## Problem
We will have multiple tables in the database, and sometimes there won’t
be a common “ID” or “KEY” to join them – scenarios like the following:

• Customer information scattered across multiple tables and systems.

• No global key to link them all together.

• A lot of variations in names and addresses.

## Solution
This can be solved by applying text similarity functions on the
demographic’s columns like the first name, last name, address, etc. And
based on the similarity score on a few common columns, we can decide
either the record pair is a match or not a match.

## How It Works
Let’s follow the steps in this section to link the records.
Technical challenge:

• Huge records that need to be linked/stitched/
deduplicated.

• Records come from various systems with differing
schemas.

There is no global key or customer id to merge.
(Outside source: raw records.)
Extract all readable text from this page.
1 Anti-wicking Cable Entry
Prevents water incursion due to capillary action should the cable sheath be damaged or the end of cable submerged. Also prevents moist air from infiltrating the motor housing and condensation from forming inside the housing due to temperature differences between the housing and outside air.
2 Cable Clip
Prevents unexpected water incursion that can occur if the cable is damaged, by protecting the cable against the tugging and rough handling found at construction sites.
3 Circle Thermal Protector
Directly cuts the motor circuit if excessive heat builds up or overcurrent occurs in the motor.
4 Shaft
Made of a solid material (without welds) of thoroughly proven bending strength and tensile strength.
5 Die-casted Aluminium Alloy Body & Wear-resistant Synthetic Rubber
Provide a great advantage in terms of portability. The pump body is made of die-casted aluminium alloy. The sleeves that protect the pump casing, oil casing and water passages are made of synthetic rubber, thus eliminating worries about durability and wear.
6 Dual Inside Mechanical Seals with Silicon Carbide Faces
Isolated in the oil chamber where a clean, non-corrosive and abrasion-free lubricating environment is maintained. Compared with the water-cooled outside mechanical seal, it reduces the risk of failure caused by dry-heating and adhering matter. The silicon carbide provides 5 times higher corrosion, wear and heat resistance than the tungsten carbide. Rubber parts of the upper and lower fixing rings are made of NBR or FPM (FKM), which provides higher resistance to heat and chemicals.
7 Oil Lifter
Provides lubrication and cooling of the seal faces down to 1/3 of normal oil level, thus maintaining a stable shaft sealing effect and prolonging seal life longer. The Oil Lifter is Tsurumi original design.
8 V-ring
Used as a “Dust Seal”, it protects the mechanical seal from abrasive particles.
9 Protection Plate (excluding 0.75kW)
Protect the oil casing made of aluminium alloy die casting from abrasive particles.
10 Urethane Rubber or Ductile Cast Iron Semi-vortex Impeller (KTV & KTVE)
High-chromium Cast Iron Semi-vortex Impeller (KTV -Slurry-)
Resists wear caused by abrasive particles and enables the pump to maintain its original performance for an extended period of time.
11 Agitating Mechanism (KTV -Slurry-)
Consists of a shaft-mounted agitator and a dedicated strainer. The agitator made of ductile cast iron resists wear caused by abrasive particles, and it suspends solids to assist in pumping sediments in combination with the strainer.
There are two possible
scenarios of data stitching or linking records:

• Multiple records of the same customer at the same
table, and you want to dedupe.

• Records of same customers from multiple tables need
to be merged.

For Recipe 3-A, let’s solve scenario 1 that is deduplication and as a part
of Recipe 3-B, let’s solve scenario 2 that is record linkage from multiple tables.

## Deduplication in the same table
### Step 3A-1 Read and understand the data
We need the data first:

In [None]:
# Import package
!pip install recordlinkage

import recordlinkage
#For this demo let us use the inbuilt dataset fromrecordlinkage library
#import data set

from recordlinkage.datasets import load_febrl1

#create a dataframe - dfa
dfA = load_febrl1()
dfA.head()